# euro lights for 200?



## drunk_monkey (Apr 28, 2004)

Does anyone have these lights or know where to get them? I have a '90 200 and saw this picture and think they look soooo much nicer than the stock lights. I'm not even sure if the picture is of a 200 or another model but I would love to get something similar if available...


----------



## Sepp (Dec 10, 2002)

*Re: euro lights for 200? (drunk_monkey)*

Those are not the factory lamps on the European cars, but I've seen them on many 80/90/coupe quattro rally conversions..
Here's a picture of a Euro spec lamped 200


----------



## oldsklaudidub (Aug 29, 2006)

*Re: euro lights for 200? (drunk_monkey)*

yah heres a link to my project page so you can get a better look at what they are.

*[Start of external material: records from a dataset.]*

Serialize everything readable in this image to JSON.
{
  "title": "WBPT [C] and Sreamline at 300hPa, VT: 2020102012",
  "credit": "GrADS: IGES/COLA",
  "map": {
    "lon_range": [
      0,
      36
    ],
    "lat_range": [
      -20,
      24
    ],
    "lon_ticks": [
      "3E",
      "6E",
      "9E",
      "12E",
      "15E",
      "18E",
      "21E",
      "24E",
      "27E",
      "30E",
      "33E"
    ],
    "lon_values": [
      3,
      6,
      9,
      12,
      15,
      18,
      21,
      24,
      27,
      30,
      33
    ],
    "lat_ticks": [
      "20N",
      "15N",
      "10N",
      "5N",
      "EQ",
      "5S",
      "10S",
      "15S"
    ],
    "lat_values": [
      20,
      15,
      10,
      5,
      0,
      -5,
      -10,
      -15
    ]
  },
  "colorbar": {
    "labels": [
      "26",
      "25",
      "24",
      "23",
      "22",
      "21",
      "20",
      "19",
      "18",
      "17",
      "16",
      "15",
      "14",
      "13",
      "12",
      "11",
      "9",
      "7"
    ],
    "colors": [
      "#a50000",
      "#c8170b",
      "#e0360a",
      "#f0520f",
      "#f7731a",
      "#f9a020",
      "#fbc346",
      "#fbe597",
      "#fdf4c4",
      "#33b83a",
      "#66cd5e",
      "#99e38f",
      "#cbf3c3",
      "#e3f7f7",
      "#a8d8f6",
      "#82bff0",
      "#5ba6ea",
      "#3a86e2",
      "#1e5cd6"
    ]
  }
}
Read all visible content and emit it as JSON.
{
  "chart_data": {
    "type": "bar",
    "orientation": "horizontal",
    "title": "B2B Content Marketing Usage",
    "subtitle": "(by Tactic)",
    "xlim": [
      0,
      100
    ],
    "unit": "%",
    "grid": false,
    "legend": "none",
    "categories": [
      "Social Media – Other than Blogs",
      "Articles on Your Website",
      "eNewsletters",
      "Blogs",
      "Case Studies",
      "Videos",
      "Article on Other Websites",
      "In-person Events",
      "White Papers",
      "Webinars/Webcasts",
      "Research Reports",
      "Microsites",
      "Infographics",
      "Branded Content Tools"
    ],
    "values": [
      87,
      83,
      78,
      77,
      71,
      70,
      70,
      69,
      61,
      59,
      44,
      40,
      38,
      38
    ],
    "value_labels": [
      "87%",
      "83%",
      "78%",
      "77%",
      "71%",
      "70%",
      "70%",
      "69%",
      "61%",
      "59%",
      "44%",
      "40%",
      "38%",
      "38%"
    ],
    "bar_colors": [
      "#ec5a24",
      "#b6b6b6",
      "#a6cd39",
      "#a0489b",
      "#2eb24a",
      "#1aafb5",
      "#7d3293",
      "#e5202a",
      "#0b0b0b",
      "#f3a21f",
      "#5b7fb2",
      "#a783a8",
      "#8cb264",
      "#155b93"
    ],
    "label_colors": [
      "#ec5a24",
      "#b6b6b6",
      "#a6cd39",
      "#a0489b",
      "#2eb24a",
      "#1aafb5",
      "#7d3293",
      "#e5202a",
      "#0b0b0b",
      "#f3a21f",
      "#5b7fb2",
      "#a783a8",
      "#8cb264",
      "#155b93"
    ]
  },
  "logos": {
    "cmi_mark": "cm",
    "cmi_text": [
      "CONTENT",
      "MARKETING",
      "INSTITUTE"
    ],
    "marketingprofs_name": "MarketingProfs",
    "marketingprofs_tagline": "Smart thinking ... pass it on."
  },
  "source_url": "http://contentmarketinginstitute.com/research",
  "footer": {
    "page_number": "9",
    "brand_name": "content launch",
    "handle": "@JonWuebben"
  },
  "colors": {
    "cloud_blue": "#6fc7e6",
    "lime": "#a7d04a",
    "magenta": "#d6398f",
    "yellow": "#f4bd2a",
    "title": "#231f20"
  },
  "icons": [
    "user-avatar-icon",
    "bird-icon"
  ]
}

http://www.motorgeek.com/phpBB...rt=25


----------



## drunk_monkey (Apr 28, 2004)

*Re: euro lights for 200? (oldsklaudidub)*

thanks...thats a nice post of your project http://****************.com/smile/emthup.gif 
have you ever seen someone try to fit those dual-round lights on a 200? i can't imagine there would be to many mods needed to make 'em fit. i think they look so much nicer than the rectangular ones.


----------



## oldsklaudidub (Aug 29, 2006)

*Re: euro lights for 200? (drunk_monkey)*

custom fab. this is what id do. get a pair of the old quad brackets. the get some circle lights and figure out how to mount them. to clean up the gaps and make a clean smooth face. get some wade headlamp covers, cut out circles for the lights and lightly sand the covers and spray then with some gloss black paint. and run the wiring with some 30 or 40 amp relays. id say use four, two for each side one for highs and one for lows.


----------